Die CDU/CSU-Fraktion als Antragstellerin fordert eine gezielte Nutzung und die Weiterentwicklung neuer Züchtungsmethoden in der Landwirtschaft sowie eine Reform des EU-Gentechnikrechts. In ihrem Antrag wird auf die Notwendigkeit verwiesen, die «landwirtschaftliche Produktion zukunftsfähig zu gestalten». Die Bundesrepublik Deutschland sei ein landwirtschaftlich «hoch produktiver Standort» und stehe damit in der Verantwortung, nicht nur die eigene Ernährung sicherzustellen, «sondern auch einen Beitrag zu leisten, Hunger in anderen Teilen der Welt zu bekämpfen».
Wissenschaftlicher Fortschritt und technologische Innovation gäben Landwirten weltweit dazu eine Fülle an Werkzeugen an die Hand, die zum effizienten und ressourcenschonenden Ackerbau bei gleichzeitiger Ertragssicherung beitragen würden. Während moderne digitalisierte Landmaschinen mittels Sensoranalyse zum Beispiel die zielgenaue Dünge- und Pflanzenschutzmittelausbringung sicherstellten, ermöglichten Errungenschaften im Bereich der Pflanzenzucht, Nutzpflanzen resilienter gegen Klima- und Umwelteinflüsse und resistenter gegen Erreger und Schadinsekten werden zu lassen. «Mit der Entdeckung von Crisper/Cas und anderen «Neuen Genomischen Techniken» (NGT) wurde auch die Pflanzenzucht weltweit revolutioniert», heißt es in dem Antrag.
Im Vergleich zur klassischen Gentechnik könne mit NGT präzise und zielgerichtet in das Erbgut einer Pflanze eingegriffen und ausschließlich gewünschte Veränderungen vorgenommen werden, argumentieren die Abgeordneten. Anders als bei der Mutagenese-Züchtung würden mit NGT gezielt und an genau bestimmten Stellen Punkt-Mutationen hervorgerufen. NGT verringere dabei den Korrekturbedarf, der sich aus Zufälligkeiten in der herkömmlichen Züchtung ergeben könne, was Zeit und Kosten spare und die Sicherheit des Züchtungsprozesses verbessere – fasst der Ausschuss den Antrag zusammen.
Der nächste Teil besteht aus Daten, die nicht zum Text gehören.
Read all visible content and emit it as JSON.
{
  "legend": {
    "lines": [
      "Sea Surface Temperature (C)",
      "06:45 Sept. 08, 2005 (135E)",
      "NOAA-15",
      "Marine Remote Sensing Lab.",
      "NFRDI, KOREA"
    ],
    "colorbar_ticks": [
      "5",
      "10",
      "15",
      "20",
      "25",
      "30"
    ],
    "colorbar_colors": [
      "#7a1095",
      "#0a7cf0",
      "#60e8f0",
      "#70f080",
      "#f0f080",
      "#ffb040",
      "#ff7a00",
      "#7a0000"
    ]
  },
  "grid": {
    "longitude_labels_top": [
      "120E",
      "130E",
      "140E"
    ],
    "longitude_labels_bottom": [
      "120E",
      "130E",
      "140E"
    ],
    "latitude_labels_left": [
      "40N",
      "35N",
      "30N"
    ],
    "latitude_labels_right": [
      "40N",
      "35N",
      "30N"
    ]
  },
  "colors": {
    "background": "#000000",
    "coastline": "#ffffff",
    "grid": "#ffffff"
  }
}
Der Ausschuss für Ernährung und Landwirtschaft unter Leitung von Hermann Färber (MdB) hörte während der öffentlichen Anhörung in dieser Woche die Stellungnahmen folgender Experten (die entsprechenden Dokumente im Format PDF sind als Hyperlinks wie folgt hinterlegt und abrufbar):
- Prof. Dr. jur. Hans-Georg Dederer, Universität Passau, Lehrstuhl für Staats- und Verwaltungsrecht, Völkerrecht, Europäisches und Internationales Wirtschaftsrecht,
- Prof. Dr. Maria Renate Finckh, Universität Kassel, FB Ökologische Agrarwissenschaften, Fachgebietsleiterin Ökologischer Pflanzenschutz,
- Dr. Eva Gelinsky, Semnar Saatgutpolitik und Wissenschaft in CH-Baldegg (LU), Studien, Artikel, Vorträge sowie Seminare und Führungen zu technisch-praktischen, rechtlichen und politischen Fragen rund um das Thema Saatgut,
- Dr. Ricarda Steinbrecher, Biologin und Molekulargenetikerin, Oxford (UK), Mitglied der internationalen Experten Gruppe (AHTEG) zur Synthetischen Biologie der UN Konvention für Biologische Vielfalt,
- Prof. Dr. Nicolaus von Wirén, Agrarbiologe, Leiter der Abteilung für Physiologie und Zellbiologie am Leibniz-Institut für Pflanzengenetik und Kulturpflanzenforschung (IPK) in Gatersleben.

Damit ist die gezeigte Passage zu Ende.